Why do travelers who book directly with travel operators often get penalized? The web allows us to buy travel from anywhere in the world but when dealing directly with operators do we really get the cost price or do we pay the retail price that is also the same one that we would pay at high-street travel agencies? Often the prices on the websites of the operators are the same as those that you would see in their brochures – and they include various levels of commission from 10% to over 25% payable to inbound tour operators, wholesalers or retailers. These should not be chargeable to buyers at or from the source, as they are not relevant, except for increased profits. If the operator is willing to sell to a middleman, the price has been set to allow for a profit but why impose a penalty on a direct booker?

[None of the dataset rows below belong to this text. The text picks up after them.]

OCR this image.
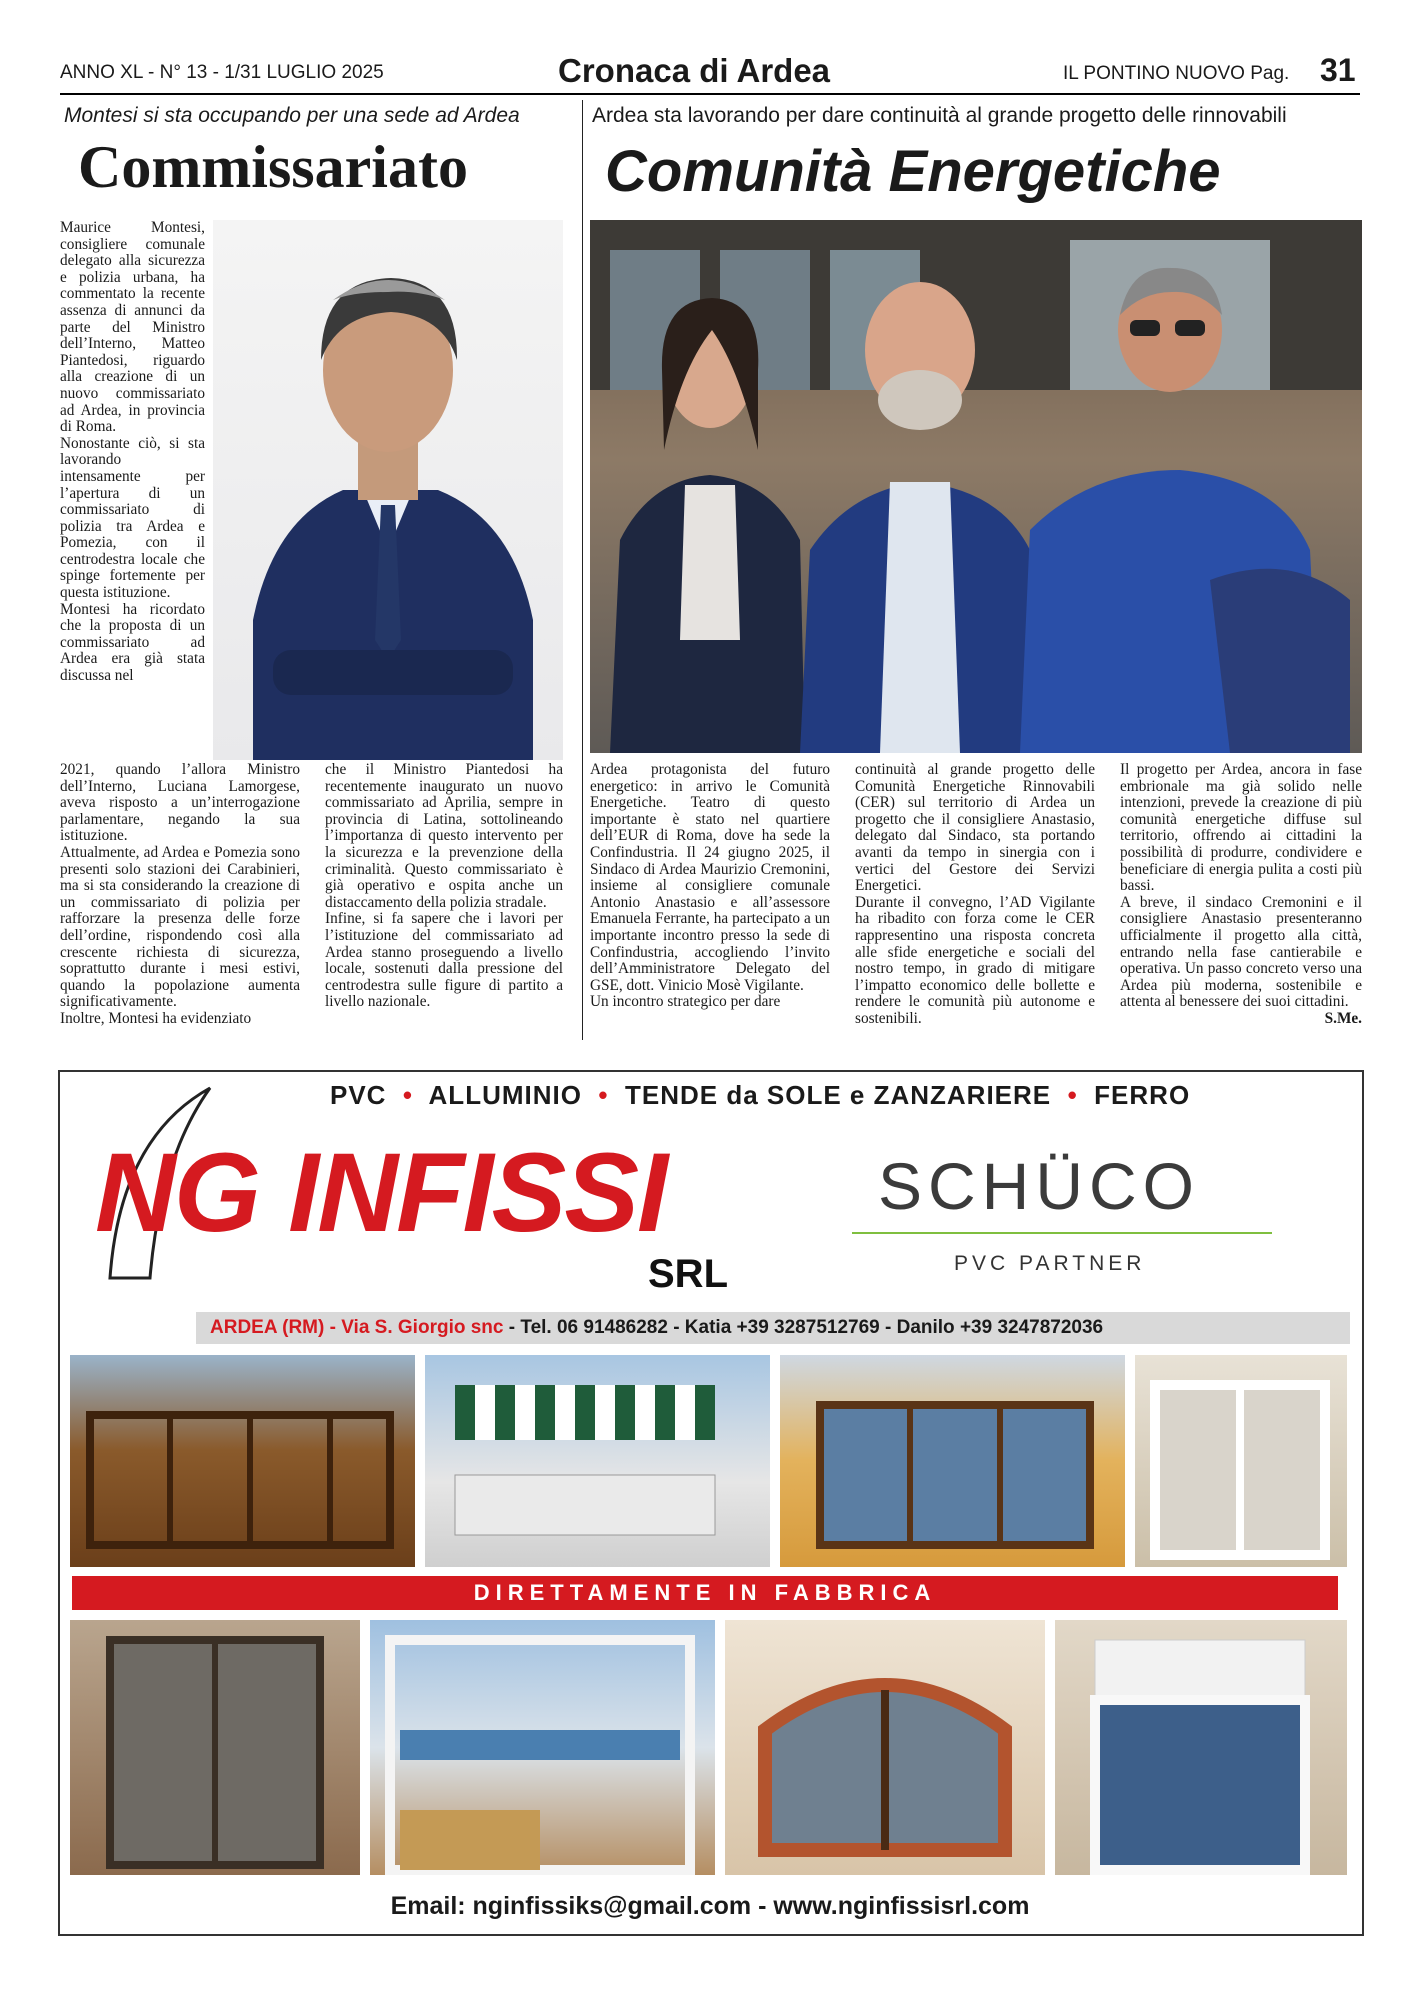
ANNO XL - N° 13 - 1/31 LUGLIO 2025	Cronaca di Ardea	IL PONTINO NUOVO Pag. 31
Montesi si sta occupando per una sede ad Ardea
Commissariato

Maurice Montesi, consigliere comunale delegato alla sicurezza e polizia urbana, ha commentato la recente assenza di annunci da parte del Ministro dell’Interno, Matteo Piantedosi, riguardo alla creazione di un nuovo commissariato ad Ardea, in provincia di Roma.

Nonostante ciò, si sta lavorando intensamente per l’apertura di un commissariato di polizia tra Ardea e Pomezia, con il centrodestra locale che spinge fortemente per questa istituzione.

Montesi ha ricordato che la proposta di un commissariato ad Ardea era già stata discussa nel

2021, quando l’allora Ministro dell’Interno, Luciana Lamorgese, aveva risposto a un’interrogazione parlamentare, negando la sua istituzione.

Attualmente, ad Ardea e Pomezia sono presenti solo stazioni dei Carabinieri, ma si sta considerando la creazione di un commissariato di polizia per rafforzare la presenza delle forze dell’ordine, rispondendo così alla crescente richiesta di sicurezza, soprattutto durante i mesi estivi, quando la popolazione aumenta significativamente.

Inoltre, Montesi ha evidenziato

che il Ministro Piantedosi ha recentemente inaugurato un nuovo commissariato ad Aprilia, sempre in provincia di Latina, sottolineando l’importanza di questo intervento per la sicurezza e la prevenzione della criminalità. Questo commissariato è già operativo e ospita anche un distaccamento della polizia stradale.

Infine, si fa sapere che i lavori per l’istituzione del commissariato ad Ardea stanno proseguendo a livello locale, sostenuti dalla pressione del centrodestra sulle figure di partito a livello nazionale.

Ardea sta lavorando per dare continuità al grande progetto delle rinnovabili
Comunità Energetiche

Ardea protagonista del futuro energetico: in arrivo le Comunità Energetiche. Teatro di questo importante è stato nel quartiere dell’EUR di Roma, dove ha sede la Confindustria. Il 24 giugno 2025, il Sindaco di Ardea Maurizio Cremonini, insieme al consigliere comunale Antonio Anastasio e all’assessore Emanuela Ferrante, ha partecipato a un importante incontro presso la sede di Confindustria, accogliendo l’invito dell’Amministratore Delegato del GSE, dott. Vinicio Mosè Vigilante.

Un incontro strategico per dare

continuità al grande progetto delle Comunità Energetiche Rinnovabili (CER) sul territorio di Ardea un progetto che il consigliere Anastasio, delegato dal Sindaco, sta portando avanti da tempo in sinergia con i vertici del Gestore dei Servizi Energetici.

Durante il convegno, l’AD Vigilante ha ribadito con forza come le CER rappresentino una risposta concreta alle sfide energetiche e sociali del nostro tempo, in grado di mitigare l’impatto economico delle bollette e rendere le comunità più autonome e sostenibili.

Il progetto per Ardea, ancora in fase embrionale ma già solido nelle intenzioni, prevede la creazione di più comunità energetiche diffuse sul territorio, offrendo ai cittadini la possibilità di produrre, condividere e beneficiare di energia pulita a costi più bassi.

A breve, il sindaco Cremonini e il consigliere Anastasio presenteranno ufficialmente il progetto alla città, entrando nella fase cantierabile e operativa. Un passo concreto verso una Ardea più moderna, sostenibile e attenta al benessere dei suoi cittadini.

S.Me.

PVC  •  ALLUMINIO  •  TENDE da SOLE e ZANZARIERE  •  FERRO
NG INFISSI
SRL
SCHÜCO
PVC PARTNER
ARDEA (RM) - Via S. Giorgio snc - Tel. 06 91486282 - Katia +39 3287512769 - Danilo +39 3247872036
DIRETTAMENTE IN FABBRICA
Email: nginfissiks@gmail.com - www.nginfissisrl.com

It is understandable that a two-tier pricing structure is not acceptable to the operators or the retailers as it can undermine the advertising and marketing efforts of the seller and high-street operators also have higher overheads. A new way has been found that enables travelers to get travel at prices net of these commissions and although only about a year in operation, there is a fair selections of travel choices covering over 70 countries available to consumers who want to deal directly with travel operators.

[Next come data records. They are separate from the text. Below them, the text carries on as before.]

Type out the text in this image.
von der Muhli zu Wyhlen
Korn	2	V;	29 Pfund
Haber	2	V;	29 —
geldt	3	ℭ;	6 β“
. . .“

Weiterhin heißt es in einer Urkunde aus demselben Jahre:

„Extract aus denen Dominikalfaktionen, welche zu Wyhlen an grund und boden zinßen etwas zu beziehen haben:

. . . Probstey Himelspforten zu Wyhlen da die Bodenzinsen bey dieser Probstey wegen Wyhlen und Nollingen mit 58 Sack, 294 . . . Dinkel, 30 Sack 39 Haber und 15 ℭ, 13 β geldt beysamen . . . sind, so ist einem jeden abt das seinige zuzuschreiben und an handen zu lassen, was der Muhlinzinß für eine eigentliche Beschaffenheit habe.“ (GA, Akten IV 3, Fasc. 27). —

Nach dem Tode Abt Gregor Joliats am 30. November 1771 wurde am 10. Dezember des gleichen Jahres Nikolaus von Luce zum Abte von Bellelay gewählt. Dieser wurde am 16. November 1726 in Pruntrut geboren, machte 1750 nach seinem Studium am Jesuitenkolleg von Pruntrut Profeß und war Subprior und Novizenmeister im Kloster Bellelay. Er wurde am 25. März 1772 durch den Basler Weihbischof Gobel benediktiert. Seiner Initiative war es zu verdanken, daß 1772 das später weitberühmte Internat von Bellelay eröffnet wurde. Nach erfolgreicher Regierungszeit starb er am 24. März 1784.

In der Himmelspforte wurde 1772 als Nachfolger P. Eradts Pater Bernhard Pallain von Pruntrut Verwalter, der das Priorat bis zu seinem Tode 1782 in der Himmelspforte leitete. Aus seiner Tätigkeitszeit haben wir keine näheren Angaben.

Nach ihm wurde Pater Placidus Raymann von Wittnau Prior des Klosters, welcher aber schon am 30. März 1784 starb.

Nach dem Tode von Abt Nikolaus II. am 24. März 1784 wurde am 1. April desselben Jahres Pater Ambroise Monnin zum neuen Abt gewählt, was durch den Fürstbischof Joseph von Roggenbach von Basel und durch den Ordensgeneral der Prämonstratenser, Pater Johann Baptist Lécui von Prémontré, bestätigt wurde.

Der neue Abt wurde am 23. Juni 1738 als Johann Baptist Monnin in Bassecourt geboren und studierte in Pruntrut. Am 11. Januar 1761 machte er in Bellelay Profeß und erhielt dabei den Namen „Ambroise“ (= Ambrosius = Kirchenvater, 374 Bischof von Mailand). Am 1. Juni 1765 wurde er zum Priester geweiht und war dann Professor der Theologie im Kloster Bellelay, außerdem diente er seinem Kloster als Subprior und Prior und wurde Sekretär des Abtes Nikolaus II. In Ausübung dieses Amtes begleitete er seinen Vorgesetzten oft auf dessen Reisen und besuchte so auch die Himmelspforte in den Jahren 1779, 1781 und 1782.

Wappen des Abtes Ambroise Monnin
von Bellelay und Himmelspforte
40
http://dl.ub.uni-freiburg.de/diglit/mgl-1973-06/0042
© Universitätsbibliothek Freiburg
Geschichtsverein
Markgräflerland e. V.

Depending on the travel offer, a voucher may be purchased at this site for each traveler enabling further savings. All vouchers have a 100% refund guarantee and if you are not happy with your travel purchase, you can still recover the cost of the voucher after completion of your travel. You can also get the vouchers at no cost if you are a member on this online travel club.
In order to be listed on this site the travel provider has to offer a voucher that can be used towards their travel products and packages. The voucher must be equivalent to, or more than, the commissions that they would pay to a seller of their products and this saving is passed on to travelers who are prepared to handle their own arrangements directly with the provider, the site retaining a small percentage from each voucher. No other fees are charged to the travel suppliers so the only time they will incur a cost is when they get a sale and that is built in to their retail price anyway.

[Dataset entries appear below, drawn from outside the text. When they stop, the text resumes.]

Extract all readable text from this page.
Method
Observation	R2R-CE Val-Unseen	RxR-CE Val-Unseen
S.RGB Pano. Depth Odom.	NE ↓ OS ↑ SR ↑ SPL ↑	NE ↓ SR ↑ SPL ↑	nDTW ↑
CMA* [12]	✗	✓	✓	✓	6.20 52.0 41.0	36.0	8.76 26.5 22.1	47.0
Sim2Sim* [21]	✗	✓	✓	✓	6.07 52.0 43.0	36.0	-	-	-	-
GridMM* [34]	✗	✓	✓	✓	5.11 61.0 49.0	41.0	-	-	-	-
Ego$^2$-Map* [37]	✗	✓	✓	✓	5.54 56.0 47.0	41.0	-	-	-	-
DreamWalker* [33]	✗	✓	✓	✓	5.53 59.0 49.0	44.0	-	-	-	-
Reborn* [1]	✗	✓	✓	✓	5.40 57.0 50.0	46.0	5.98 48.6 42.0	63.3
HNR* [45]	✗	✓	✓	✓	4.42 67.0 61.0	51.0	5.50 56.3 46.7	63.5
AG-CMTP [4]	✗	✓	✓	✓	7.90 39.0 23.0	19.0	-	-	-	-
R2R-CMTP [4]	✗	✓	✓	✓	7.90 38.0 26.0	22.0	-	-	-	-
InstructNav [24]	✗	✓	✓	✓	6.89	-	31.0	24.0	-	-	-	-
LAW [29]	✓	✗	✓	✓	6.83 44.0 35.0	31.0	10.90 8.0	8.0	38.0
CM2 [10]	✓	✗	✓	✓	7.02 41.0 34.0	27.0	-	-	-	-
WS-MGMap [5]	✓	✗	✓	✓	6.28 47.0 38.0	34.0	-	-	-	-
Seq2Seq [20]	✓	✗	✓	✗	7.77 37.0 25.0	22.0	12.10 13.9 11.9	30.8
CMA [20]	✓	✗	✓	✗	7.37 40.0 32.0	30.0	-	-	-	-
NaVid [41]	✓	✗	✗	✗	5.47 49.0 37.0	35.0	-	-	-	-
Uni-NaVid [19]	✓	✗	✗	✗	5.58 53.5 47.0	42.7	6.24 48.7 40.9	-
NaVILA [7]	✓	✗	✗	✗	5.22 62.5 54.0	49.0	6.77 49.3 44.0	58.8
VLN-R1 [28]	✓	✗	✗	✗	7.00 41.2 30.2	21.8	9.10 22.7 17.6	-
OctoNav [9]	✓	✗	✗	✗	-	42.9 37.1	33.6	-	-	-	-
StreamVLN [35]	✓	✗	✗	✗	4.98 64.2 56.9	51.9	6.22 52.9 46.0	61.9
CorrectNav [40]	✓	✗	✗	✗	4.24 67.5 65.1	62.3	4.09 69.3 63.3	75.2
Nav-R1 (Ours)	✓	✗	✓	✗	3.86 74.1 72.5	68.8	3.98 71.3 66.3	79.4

You cannot buy travel products, vacations, packages or even make reservations or bookings on this site but you do get to select from some popular travel activities and destinations, all with savings. One particular deal stands out, that is if you want to use a voucher towards a charter boat in the Greek Islands – buy a 1,500euro (around $2,000usd) voucher for $100usd or another one towards a 7day river cruise in Thailand. In many countries you can find escorted tours offering a 10% or more savings voucher per person, as long as you handle your own reservations directly with the supplier.
The site recommends that once you have found a travel selection with a voucher attached that you contact the provider to satisfy yourself of their advertised services, contact them from the information supplied on the voucher, make your reservation and then buy as many vouchers as you need. You can purchase vouchers as gift certificates in which case prior contact may not be necessary but the choice is yours.
This is an original concept for travel purchases but this service has a natural fit into the way we all do business on the web which is for direct prices for direct purchasers but at the same time allowing for the traditional way of buying from retail operators. Many retail travel agents are also tour operators who offer their own tour products which are available to other retailers and thus have built-in commission elements but retailers with knowledge, experience and expertise of destinations and activities and who want to reach out to a larger market of travelers may also use the service.